Неприятность этой системы, которую, я уверена, вы уже поняли, заключается в том, что, когда вы уже собираетесь вернуться к привычной жизни, когда подняли нос, возомнили себя здоровым человеком и принялись за работу, которую выполняли, прежде чем вас подкосила болезнь, – все начинается сначала.

После этого доктор Чин просмотрел мою медкарту, не обращая внимания на звонки своего ассистента, и сообщил, что меня ждет шесть или семь месяцев химиотерапии, цикл – каждые три недели, а потом мы, исходя из моей реакции на лечение, будем двигаться дальше. Где-то в середине или в конце лечения мне предстоит мастэктомия. У меня отнимут мои груди.

Еще он рассказал о том, чего можно ожидать: усталости, тошноты и – чего я боялась больше всего – потери волос.

– Задача химиотерапии – убить быстро растущие раковые клетки, – объяснил он. – Но в результате этой терапии гибнут и клетки здоровые. В том числе прекращается работа ваших волосяных луковиц. К счастью, человеческое тело достаточно умно и жизнеспособно, чтобы волосы снова отросли, когда мы с вами закончим.

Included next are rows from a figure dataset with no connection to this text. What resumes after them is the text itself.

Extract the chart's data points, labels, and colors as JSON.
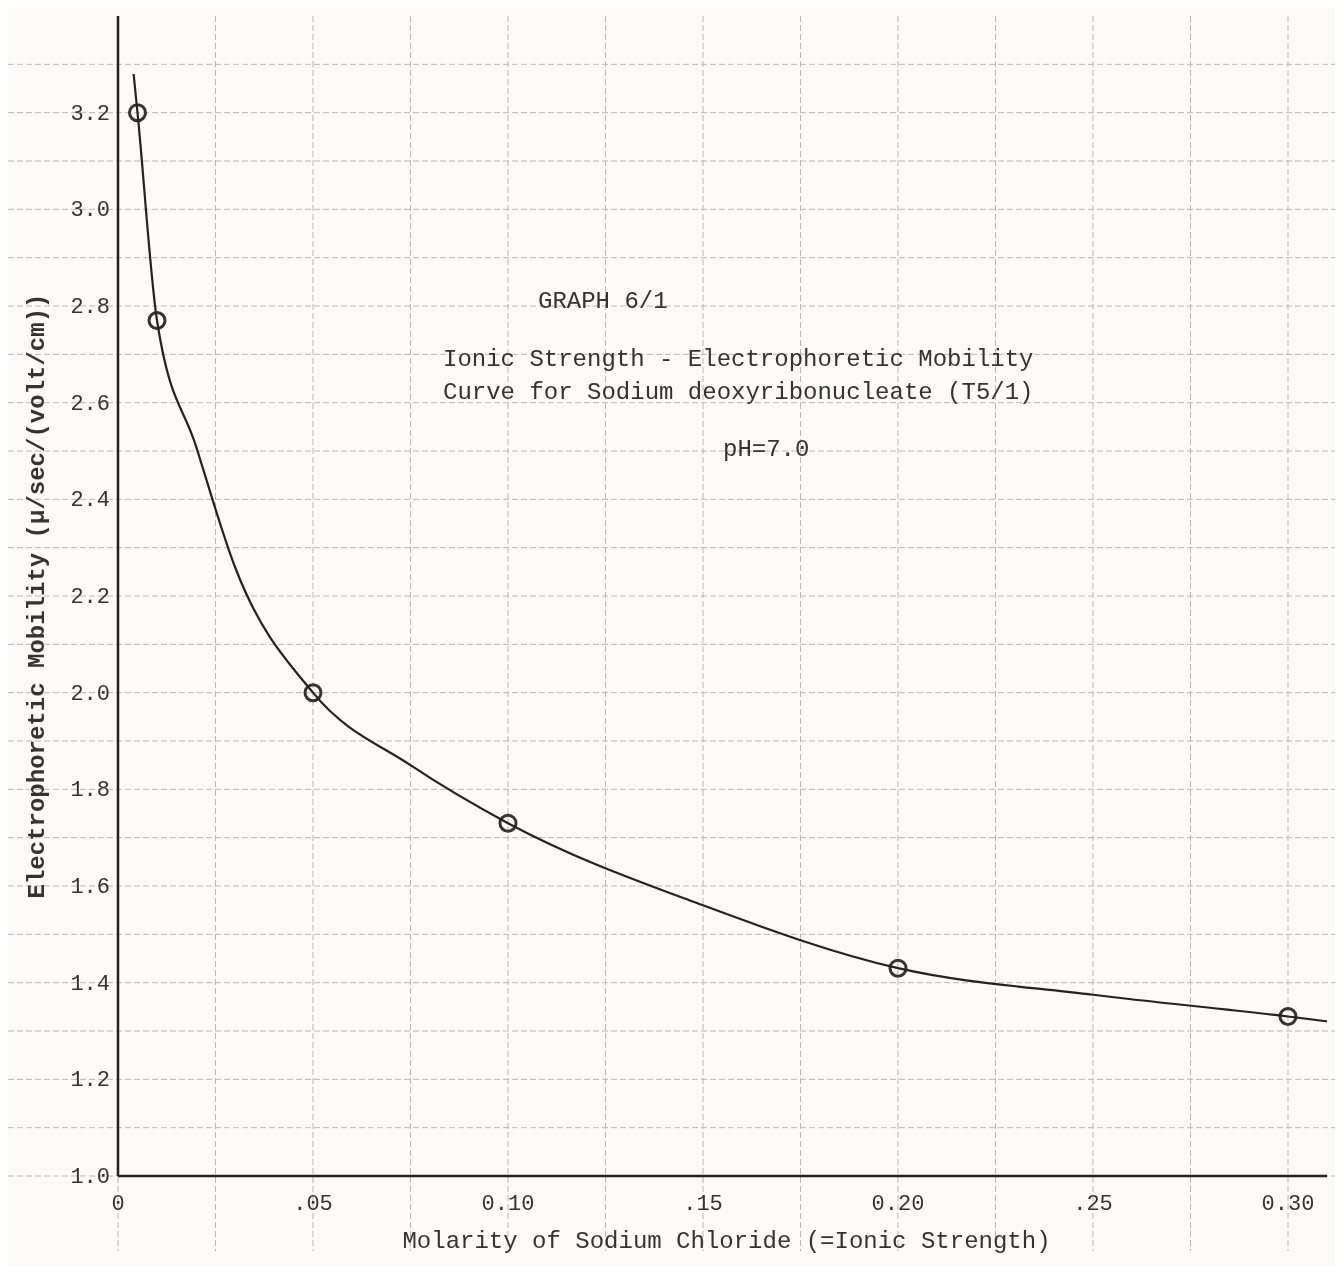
{
  "chart_data": {
    "type": "scatter",
    "title": "GRAPH 6/1",
    "subtitle": "Ionic Strength - Electrophoretic Mobility\nCurve for Sodium deoxyribonucleate (T5/1)",
    "annotations": [
      "pH=7.0"
    ],
    "xlabel": "Molarity of Sodium Chloride (=Ionic Strength)",
    "ylabel": "Electrophoretic Mobility (μ/sec/(volt/cm))",
    "series": [
      {
        "marker": "circle",
        "color": "#333333",
        "x": [
          0.005,
          0.01,
          0.05,
          0.1,
          0.2,
          0.3
        ],
        "values": [
          3.2,
          2.77,
          2.0,
          1.73,
          1.43,
          1.33
        ]
      },
      {
        "type": "line",
        "color": "#222222",
        "x": [
          0.004,
          0.005,
          0.01,
          0.02,
          0.03,
          0.05,
          0.075,
          0.1,
          0.15,
          0.2,
          0.25,
          0.3,
          0.31
        ],
        "values": [
          3.28,
          3.2,
          2.77,
          2.51,
          2.26,
          2.0,
          1.85,
          1.73,
          1.56,
          1.43,
          1.375,
          1.33,
          1.32
        ]
      }
    ],
    "xlim": [
      0,
      0.31
    ],
    "ylim": [
      1.0,
      3.4
    ],
    "xticks": [
      {
        "value": 0,
        "label": "0"
      },
      {
        "value": 0.025,
        "label": null
      },
      {
        "value": 0.05,
        "label": ".05"
      },
      {
        "value": 0.075,
        "label": null
      },
      {
        "value": 0.1,
        "label": "0.10"
      },
      {
        "value": 0.125,
        "label": null
      },
      {
        "value": 0.15,
        "label": ".15"
      },
      {
        "value": 0.175,
        "label": null
      },
      {
        "value": 0.2,
        "label": "0.20"
      },
      {
        "value": 0.225,
        "label": null
      },
      {
        "value": 0.25,
        "label": ".25"
      },
      {
        "value": 0.275,
        "label": null
      },
      {
        "value": 0.3,
        "label": "0.30"
      }
    ],
    "yticks": [
      {
        "value": 1.0,
        "label": "1.0"
      },
      {
        "value": 1.1,
        "label": null
      },
      {
        "value": 1.2,
        "label": "1.2"
      },
      {
        "value": 1.3,
        "label": null
      },
      {
        "value": 1.4,
        "label": "1.4"
      },
      {
        "value": 1.5,
        "label": null
      },
      {
        "value": 1.6,
        "label": "1.6"
      },
      {
        "value": 1.7,
        "label": null
      },
      {
        "value": 1.8,
        "label": "1.8"
      },
      {
        "value": 1.9,
        "label": null
      },
      {
        "value": 2.0,
        "label": "2.0"
      },
      {
        "value": 2.1,
        "label": null
      },
      {
        "value": 2.2,
        "label": "2.2"
      },
      {
        "value": 2.3,
        "label": null
      },
      {
        "value": 2.4,
        "label": "2.4"
      },
      {
        "value": 2.5,
        "label": null
      },
      {
        "value": 2.6,
        "label": "2.6"
      },
      {
        "value": 2.7,
        "label": null
      },
      {
        "value": 2.8,
        "label": "2.8"
      },
      {
        "value": 2.9,
        "label": null
      },
      {
        "value": 3.0,
        "label": "3.0"
      },
      {
        "value": 3.1,
        "label": null
      },
      {
        "value": 3.2,
        "label": "3.2"
      },
      {
        "value": 3.3,
        "label": null
      }
    ],
    "grid": true
  }
}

Он говорил все это тоном, после долгих лет практики явно предпочитаемым в таких тяжелых случаях, как мой. Твердым и в то же время ободряющим, сочувствующим и в то же время внушающим. Сидя в его кабинете и глядя на многочисленные дипломы, награды, свидетельства о членстве в медицинском обществе, я тупо кивала головой в знак покорного принятия неизбежности. Как будто у меня был выбор.

О чем я не рассказала доктору Чину, когда он спросил меня о самочувствии, – потому что он, конечно, имел в виду мое физическое, а не эмоциональное состояние, – так это о моей опустошенности. О страхе, пробежавшем по всему телу и буквально парализовавшем меня. О полнейшем ужасе, от которого, едва я услышала слова «у вас рак», у меня перехватило дыхание, поэтому я только и могла, что смиренно кивать. Любые другие действия с моей стороны были невозможны, потому что я просто обмерла.

Мне было тридцать. Я могла стать будущим правителем свободного мира. И тут… это. Мне тридцать, и у меня рак. Мне трид-цать, и у ме-ня рак. Я снова и снова прокручивала эти слова в голове, потому что они не складывались и не обретали смысл; они не могли сложиться и обрести смысл. Это. Не. Могло. Случиться. Со. Мной. И все же… случилось. Сидя в кабинете доктора Чина, я ощущала ужас, который приходит, когда вы больше не чувствуете себя неуязвимым, и, может быть, дело было в самом раке, но скорее в страхе, от которого кровь замирала в жилах; я в буквальном смысле хотела свернуться в клубочек и умереть. Потому что слова доктора Чина для меня сводились к тому, что это в любом случае вскоре случится.

Когда я уже собралась уходить, он сунул мне в руку визитку.

– Однажды она может вам пригодиться.

Взглянув, я прочитала: «Миссис Адина Зайдель. Специалист по изготовлению париков». Доктор Чин натянуто улыбнулся мне.

– Она – лучшая в своем деле. И многие пациенты нашли у нее утешение.

Посмотрев ему в глаза, я подумала – как может пучок накладных волос облегчить чье-то существование? Но, не ответив, дрожащими пальцами взяла визитку, поблагодарила доктора Чина за потраченное на меня время и пообещала прийти через несколько дней. Помню, что, выходя из кабинета, не чувствовала ног. Конечно, я шла, я шаркала ногами по линолеуму и потом двигалась по тускло освещенному коридору, но как я шла, не знаю. Я вспомнила уроки биологии в старших классах, когда учитель, мистер Катц, рассказывал нам о механизме «бей или беги»: если животное в опасности, все его маловажные в данную минуту ментальные процессы прекращаются, и тело действует подсознательно, все силы направлены на то, чтобы отвести угрозу. Но мое тело, столкнувшись с угрозой, отступало. Неспособное собрать все силы на борьбу с самым страшным, оно предавало меня. Уничтожало меня. И движения ног были только началом.